The invention discloses a method for separating a seal from background characters in a note image, which comprises the following steps of firstly, collecting the note image containing the seal to establish a note seal data set; then, training a target detection model based on a convolutional neural network by using a labeling data set; secondly, detecting and positioning a seal image area by the trained model; then, carrying out color space transformation on the extracted stamp image; separating the seal and the background characters in the image by the blind source separation of the digital image; and finally, carrying out image segmentation on the separated stamp and the background character image to obtain a final result image. The method has better robustness to complex conditions such as uneven illumination, noise interference and the like, has better universal applicability, is suitable for the seal and background characters with any color or shape, can accurately separate the seal and the background characters, simultaneously retains the information in the seal and the background character information, and improves the accuracy and reliability of bill character recognition.

Description

Method for separating seal and background characters in bill image
Technical Field
The invention belongs to the field of computer digital image processing, and particularly relates to a method for separating a seal from background characters in a bill image.
Background
The bills are transaction vouchers of enterprises or individuals in commercial activities, and the number of the bills is increased sharply along with the rapid development of economy in China. The financial data informatization management system which is generally applied at present provides great convenience for inquiry and management of bill information, and a considerable part of the bill information is acquired from paper bills. Traditional collection mode is through the manual completion of typeeing of financial staff, because the information quantity is huge, need drop into a large amount of manual works, simultaneously because the reliability of manual work typeeing can't be ensured, still need spend a lot of manpowers and carry out the later stage proofreading. With the further improvement of financial information management capability, higher requirements are also placed on the accuracy and the input efficiency of bill information input. By utilizing the digital image recognition technology, the bill characters can be quickly and accurately positioned and extracted, the bill information is obtained through character recognition, and the input is automatically completed, so that the work efficiency of information input is greatly improved, and the error risk caused by manual operation is reduced while the input of manpower and material resources is reduced.

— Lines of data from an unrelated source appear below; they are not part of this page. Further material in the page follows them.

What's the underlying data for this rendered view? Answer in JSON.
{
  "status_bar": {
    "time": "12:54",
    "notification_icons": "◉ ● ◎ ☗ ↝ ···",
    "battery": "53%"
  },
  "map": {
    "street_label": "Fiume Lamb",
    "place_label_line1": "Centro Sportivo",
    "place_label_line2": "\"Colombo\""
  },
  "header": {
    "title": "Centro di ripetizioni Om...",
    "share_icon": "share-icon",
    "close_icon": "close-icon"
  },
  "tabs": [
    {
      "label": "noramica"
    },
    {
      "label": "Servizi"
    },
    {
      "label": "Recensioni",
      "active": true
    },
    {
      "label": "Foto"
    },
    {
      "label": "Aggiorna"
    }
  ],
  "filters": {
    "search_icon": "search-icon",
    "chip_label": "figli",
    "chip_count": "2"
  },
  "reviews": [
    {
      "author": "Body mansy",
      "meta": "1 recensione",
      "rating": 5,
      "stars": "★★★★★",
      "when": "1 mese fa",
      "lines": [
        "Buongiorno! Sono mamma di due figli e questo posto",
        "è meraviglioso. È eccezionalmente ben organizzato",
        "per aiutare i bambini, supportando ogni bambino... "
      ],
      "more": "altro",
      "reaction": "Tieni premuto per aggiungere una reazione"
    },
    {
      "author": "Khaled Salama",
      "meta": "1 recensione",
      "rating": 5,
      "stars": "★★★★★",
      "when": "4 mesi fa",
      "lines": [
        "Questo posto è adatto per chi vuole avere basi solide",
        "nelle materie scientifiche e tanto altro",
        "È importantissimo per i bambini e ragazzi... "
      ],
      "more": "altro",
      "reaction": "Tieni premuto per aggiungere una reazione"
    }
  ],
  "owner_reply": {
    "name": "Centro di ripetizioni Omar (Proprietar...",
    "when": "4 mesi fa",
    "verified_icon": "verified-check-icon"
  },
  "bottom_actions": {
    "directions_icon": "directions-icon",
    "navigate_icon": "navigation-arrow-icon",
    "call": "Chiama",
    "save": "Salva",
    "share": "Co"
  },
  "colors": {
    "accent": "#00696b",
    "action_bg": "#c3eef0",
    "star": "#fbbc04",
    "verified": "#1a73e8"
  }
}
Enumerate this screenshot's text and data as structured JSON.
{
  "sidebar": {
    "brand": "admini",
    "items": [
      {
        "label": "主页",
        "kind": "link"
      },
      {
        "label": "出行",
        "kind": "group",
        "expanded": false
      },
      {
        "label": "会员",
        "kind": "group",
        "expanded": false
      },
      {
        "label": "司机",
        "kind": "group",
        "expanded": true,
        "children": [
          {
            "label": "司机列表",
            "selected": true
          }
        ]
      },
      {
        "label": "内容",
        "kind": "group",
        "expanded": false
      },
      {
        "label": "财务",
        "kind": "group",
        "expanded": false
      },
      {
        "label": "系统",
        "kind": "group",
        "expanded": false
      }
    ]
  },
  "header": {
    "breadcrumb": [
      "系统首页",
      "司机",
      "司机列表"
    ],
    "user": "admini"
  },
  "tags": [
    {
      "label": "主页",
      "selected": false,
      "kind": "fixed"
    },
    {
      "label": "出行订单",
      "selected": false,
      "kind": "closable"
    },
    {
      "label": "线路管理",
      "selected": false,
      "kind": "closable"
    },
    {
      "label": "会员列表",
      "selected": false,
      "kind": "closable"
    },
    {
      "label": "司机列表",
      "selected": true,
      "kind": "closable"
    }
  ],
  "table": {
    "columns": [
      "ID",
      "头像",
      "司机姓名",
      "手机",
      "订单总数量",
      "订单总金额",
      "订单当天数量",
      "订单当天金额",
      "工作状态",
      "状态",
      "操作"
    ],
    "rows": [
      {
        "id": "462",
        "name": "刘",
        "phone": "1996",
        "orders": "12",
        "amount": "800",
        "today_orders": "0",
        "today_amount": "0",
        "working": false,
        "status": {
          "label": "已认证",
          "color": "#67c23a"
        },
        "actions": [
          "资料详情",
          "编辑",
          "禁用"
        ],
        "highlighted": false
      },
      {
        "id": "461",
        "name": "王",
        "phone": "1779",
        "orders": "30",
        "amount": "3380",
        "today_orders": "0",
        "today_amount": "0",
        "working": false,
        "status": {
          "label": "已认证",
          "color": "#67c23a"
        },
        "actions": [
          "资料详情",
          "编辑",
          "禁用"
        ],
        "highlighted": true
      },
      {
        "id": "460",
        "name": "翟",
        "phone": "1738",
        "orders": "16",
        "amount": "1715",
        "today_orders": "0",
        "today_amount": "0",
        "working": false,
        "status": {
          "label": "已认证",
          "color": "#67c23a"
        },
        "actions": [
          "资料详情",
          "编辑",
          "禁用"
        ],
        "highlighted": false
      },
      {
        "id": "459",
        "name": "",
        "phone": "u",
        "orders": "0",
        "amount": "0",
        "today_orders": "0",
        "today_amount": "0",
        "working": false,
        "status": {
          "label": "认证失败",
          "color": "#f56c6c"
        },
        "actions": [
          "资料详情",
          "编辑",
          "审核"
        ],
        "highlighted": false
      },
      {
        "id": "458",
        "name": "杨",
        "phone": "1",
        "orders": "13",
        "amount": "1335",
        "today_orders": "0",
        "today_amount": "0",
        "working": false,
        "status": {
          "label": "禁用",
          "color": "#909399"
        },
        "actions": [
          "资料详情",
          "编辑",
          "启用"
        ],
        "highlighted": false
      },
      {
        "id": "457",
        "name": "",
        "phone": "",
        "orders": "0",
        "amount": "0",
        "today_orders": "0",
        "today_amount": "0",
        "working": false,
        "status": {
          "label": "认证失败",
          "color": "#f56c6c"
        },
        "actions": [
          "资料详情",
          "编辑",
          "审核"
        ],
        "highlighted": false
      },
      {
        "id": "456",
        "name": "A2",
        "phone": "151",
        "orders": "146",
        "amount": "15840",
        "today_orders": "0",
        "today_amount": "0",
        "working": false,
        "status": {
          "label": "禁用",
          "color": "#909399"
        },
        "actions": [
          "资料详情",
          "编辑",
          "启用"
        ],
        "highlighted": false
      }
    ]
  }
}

The bills are generally stamped with special stamps of tax or financial departments, and the stamping positions of some stamps are not fixed, so that important information on the bills can be covered or overlapped, which causes serious interference to subsequent character recognition. Therefore, in the bill image recognition process, it is usually necessary to restore the information covered by the stamp and then perform recognition. The traditional method for removing the seal is to separate the seal from the bill characters by separating a color channel on the assumption that the seal and the bill characters have different colors. However, there may be many colors of the stamp, and the stamp with the same color may have a large deviation from the standard color due to the difference of the ink and the like, and it is often difficult to accurately define and quantify the color of the stamp. In addition, the stamp itself also contains text information, which is also needed by financial staff, and only removing the stamp cannot meet the actual requirement, so that the stamp and the background text in the image need to be recovered at the same time.
Disclosure of Invention
The invention aims to solve the technical problem of providing a method for separating a seal from background characters in a bill image, which can accurately separate the seal from the background characters, improve the accuracy and reliability of bill character recognition and provide effective data for subsequent bill character recognition.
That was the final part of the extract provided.